Gracias a los lectores que me piden aclarar la entrega anterior. El modelo agropecuario de monocultivos, con su rotación de especies vegetales o, y adición de fertilizantes, controlados con herbicidas y plaguicidas, obedece al desarrollo tecnológico de los pueblos situados entre las líneas virtuales del Trópico de Cáncer hacia el Polo Norte (Norteamérica, Europa, Rusia y parte de Asia, incluido el norte de China) y del Trópico de Capricornio hacia el Polo Sur (Chile, Argentina, Uruguay, Sudáfrica, Australia...) Mientras, entre los dichos Trópicos y el Ecuador, donde se da la mayor biodiversidad del planeta, los seres humanos la aprovecharon reinventando cultivos combinados (policultivos) de plantas benéficas para nuestra especie.
Pero la historia del género humano arrojó una paradoja: si en los primeros, las condiciones naturales del entorno estimularon el invento de tecnologías de corrección del medio natural para la supervivencia, y en los segundos, el medio natural estimuló el más amplio y profundo conocimiento de la naturaleza y de sus propiedades, llevándolos a organizarla de la manera que les fuera más aprovechable; el encuentro de los dos modelos de relacionarse con Natura, impuso la lógica expansionista y tecnológica de los primeros, sobre la vocación conservacionista y respetuosa del medio natural de los segundos.
La milpa, que hemos abordado incesantemente en este espacio, fue la respuesta que hace 10 a 8 mil años dieron nuestros antepasados al medio natural mesoamericano, un sistema alimentario y laboral que permitió una expansión demográfica inédita entre sus contemporáneos.
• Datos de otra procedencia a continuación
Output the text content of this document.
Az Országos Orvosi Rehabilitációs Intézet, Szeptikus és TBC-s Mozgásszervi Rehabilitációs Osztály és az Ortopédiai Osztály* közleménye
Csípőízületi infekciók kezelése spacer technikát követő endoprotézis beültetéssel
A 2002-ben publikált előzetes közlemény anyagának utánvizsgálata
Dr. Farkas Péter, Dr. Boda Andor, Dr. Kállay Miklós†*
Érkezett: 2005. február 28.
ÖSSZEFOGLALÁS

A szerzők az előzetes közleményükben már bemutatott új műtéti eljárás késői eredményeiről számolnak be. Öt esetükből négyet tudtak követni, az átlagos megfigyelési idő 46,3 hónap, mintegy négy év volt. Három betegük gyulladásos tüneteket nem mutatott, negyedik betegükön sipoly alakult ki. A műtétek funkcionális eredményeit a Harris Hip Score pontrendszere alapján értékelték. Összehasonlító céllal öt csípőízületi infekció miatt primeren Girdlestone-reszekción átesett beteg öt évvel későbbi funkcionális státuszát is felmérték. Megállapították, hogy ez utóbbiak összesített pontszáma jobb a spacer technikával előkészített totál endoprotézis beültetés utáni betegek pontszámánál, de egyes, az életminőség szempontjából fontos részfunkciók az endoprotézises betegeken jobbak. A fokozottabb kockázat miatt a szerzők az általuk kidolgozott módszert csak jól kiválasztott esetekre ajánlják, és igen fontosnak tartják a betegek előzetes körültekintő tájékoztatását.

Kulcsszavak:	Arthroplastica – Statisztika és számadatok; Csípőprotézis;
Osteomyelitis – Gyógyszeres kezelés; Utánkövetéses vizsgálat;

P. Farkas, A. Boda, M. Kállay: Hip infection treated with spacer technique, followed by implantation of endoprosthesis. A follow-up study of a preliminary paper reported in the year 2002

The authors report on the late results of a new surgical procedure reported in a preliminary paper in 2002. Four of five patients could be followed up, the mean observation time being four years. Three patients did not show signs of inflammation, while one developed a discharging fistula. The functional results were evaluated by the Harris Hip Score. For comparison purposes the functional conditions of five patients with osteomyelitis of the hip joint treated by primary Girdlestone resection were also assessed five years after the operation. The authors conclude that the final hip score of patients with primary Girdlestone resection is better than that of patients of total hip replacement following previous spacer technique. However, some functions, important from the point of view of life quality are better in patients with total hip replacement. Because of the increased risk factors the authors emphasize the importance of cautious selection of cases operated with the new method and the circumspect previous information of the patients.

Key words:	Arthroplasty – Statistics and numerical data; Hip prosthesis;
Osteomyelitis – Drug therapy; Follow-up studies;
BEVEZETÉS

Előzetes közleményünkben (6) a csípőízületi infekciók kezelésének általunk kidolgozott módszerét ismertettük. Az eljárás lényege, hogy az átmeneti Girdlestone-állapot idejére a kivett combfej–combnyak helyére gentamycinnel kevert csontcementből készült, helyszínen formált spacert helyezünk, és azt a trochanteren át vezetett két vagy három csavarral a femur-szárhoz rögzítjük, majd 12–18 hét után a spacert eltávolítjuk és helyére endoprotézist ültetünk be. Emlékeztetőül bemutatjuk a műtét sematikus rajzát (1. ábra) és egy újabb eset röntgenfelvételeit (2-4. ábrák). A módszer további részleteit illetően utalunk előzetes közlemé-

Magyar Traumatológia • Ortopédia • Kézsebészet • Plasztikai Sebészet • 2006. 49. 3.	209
Sin embargo, la milpa fue despreciada y, hasta la fecha, es sustituida por el modelo de monocultivos en la producción de su maíz, frijol, tomates , y no sólo en los trigos, frutales y maderables, asociados a la cría de ganado, tal como se hizo y se hace en la Europa dominante. Es a esto que llamo colonización mental.
Porque podría México producir en monocultivo cereales y otros productos para la exportación, cuya sustancia es ser mercancías, sin por ello dejar de producir en los policultivos que han demostrado durante milenios su eficacia, productividad y equilibrio en nutrientes, los elementos de su autosuficiencia y soberanía alimentaria de calidad. Por lo mismo, no deja de sorprender el aura mágica que se le da actualmente a la comida mexicana (en cuyo origen estuvimos desde hace 20 años) suscrita por el gobierno y por cada vez mayor cantidad de adictos profesionales y jóvenes estudiantes, sin que por ello piensen (y menos actúen) en defensa de los insumos que hicieron históricamente posibles nuestras cocinas, y de cuya desaparición y/o sustitución dependen su conservación o su prostitución, la preservación de nuestra biodiversidad y de nuestra cultura tradicional o la desaparición de nuestros recursos naturales no minerales. Pero, sobre todo, porque de la producción (no de la compra) de nuestros alimentos, depende la vida plena, digna, creativa, comprometida de la que sería una nueva clase campesina, reconocida por poseer el paradigma de la milpa y nunca más ser ninguneada por la colonización mental y material de los promotores de los monocultivos.